なおかつ、1日で来て帰るだけじゃなく1泊することが子どもにとって大きな経験になる。沖縄から青森、いろんな地域から来た。僕らの幼少期を振り返ると隣の町、県のレベルでもう文化が違うことがある。それが全国区になることで、もっと大きなインパクトがある。僕らの時代にはなかったグローバル化がどんどん進む中、より多くの多様性を認められる環境を提供していかなくてはいけない」
すべてはラグビー界のため――。当然、その思いは未来につながっていく。自身は3歳で始めたラグビー。あれから30年が経ち、33歳になった。では、今回のW杯で興味を持ち、同じように3歳で始めた子どもが33歳になる頃、どんなラグビー界であることを願うのか。次の30年に向けた思いを聞いた。
「現在は企業スポーツで、企業名がネーミングに入っている。第三者としては入りにくい、壁を感じる大きな存在。Jリーグも然り、野球も然り、地域に根付いた名前を付けていく。企業スポーツも悪いことではないし、良いこともある。ただ、これをクリアしない限り、いつまでも企業スポーツのまま。どこかのチームが踏み込んで、企業名を全くなくして地域に根付いた形をとっていかないと。30年より、もっと短いスパンで取っていかないと壁はなかなかなくならず、30年後の未来につながっていかない」
やがて現役生活を終える時が来ても、ラグビーは続いていく。近年はサッカー本田圭佑など、アスリートが競技の枠を超え、スポーツ界に多大な影響力を与えている。自身もラグビー界を代表する立場。今後のキャリアにおいて、どう競技に貢献していくのか。最後まで、真っすぐな言葉が返って来た。

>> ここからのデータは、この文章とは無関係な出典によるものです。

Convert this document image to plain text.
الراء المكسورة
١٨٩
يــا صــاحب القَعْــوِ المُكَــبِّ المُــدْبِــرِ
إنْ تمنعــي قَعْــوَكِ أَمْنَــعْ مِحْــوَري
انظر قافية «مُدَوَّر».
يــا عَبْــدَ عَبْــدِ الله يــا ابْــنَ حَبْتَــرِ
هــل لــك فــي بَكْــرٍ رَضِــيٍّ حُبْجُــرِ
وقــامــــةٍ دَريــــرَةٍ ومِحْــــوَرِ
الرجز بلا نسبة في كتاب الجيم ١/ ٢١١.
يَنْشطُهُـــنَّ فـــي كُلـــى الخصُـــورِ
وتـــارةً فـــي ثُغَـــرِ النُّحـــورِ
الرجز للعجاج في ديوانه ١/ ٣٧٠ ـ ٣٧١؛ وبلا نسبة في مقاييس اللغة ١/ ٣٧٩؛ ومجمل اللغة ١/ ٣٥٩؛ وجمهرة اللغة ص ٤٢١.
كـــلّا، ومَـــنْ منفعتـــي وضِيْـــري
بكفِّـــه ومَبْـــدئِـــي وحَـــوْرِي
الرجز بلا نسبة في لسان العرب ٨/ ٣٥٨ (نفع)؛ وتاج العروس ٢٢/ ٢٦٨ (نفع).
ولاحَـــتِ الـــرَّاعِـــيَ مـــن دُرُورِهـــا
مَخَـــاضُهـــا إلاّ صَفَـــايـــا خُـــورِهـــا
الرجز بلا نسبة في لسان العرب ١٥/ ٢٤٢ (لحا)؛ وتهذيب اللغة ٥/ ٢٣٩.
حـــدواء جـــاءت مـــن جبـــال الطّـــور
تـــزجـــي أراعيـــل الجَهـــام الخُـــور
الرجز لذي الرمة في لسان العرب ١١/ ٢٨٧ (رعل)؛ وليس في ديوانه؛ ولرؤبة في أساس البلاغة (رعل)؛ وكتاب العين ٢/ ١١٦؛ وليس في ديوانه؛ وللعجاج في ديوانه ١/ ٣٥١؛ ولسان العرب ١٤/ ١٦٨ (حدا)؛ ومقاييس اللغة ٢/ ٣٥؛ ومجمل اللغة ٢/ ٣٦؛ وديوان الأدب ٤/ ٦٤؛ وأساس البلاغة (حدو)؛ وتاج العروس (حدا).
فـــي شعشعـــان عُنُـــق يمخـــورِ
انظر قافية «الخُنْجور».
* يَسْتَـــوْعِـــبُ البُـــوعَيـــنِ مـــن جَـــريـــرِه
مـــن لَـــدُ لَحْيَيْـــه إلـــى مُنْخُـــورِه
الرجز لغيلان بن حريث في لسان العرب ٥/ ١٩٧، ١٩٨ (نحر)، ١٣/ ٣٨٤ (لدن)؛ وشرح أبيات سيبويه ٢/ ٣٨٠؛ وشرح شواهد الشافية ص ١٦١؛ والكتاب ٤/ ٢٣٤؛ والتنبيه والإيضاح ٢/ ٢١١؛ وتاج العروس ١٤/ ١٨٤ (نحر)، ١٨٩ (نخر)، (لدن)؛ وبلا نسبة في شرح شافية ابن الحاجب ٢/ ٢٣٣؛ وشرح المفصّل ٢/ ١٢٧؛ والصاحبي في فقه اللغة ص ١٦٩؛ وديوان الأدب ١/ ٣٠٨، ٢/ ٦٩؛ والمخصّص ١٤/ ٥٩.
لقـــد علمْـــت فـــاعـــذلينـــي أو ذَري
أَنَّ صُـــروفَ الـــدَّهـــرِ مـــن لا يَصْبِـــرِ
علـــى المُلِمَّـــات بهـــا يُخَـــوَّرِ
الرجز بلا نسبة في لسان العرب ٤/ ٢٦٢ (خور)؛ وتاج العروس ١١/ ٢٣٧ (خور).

「今後、僕自身、あまり大きなことをやろうと思ってはいない。でも、これだけ大きなイベントが来る中、一つの競技に特化して教えることは昔からやっていたことだし、それだけで変化が起きない。そういう中で例えば、ラグビーと柔道だったり、他競技同士がコラボレーションしながら新しい世界観を創り上げ、子どもたちがスポーツを選べる環境を増やし、選択に多様性を持たせてあげることが大きなレガシーになると僕自身は考えている。だからこそ、そのためにできることをやり続けていきたい」
「4年に一度じゃない。一生に一度だ」――。W杯は、日本ラグビー界の一生を変える、新時代のホイッスルとなる。五郎丸は“その先”の未来をじっと、見つめている。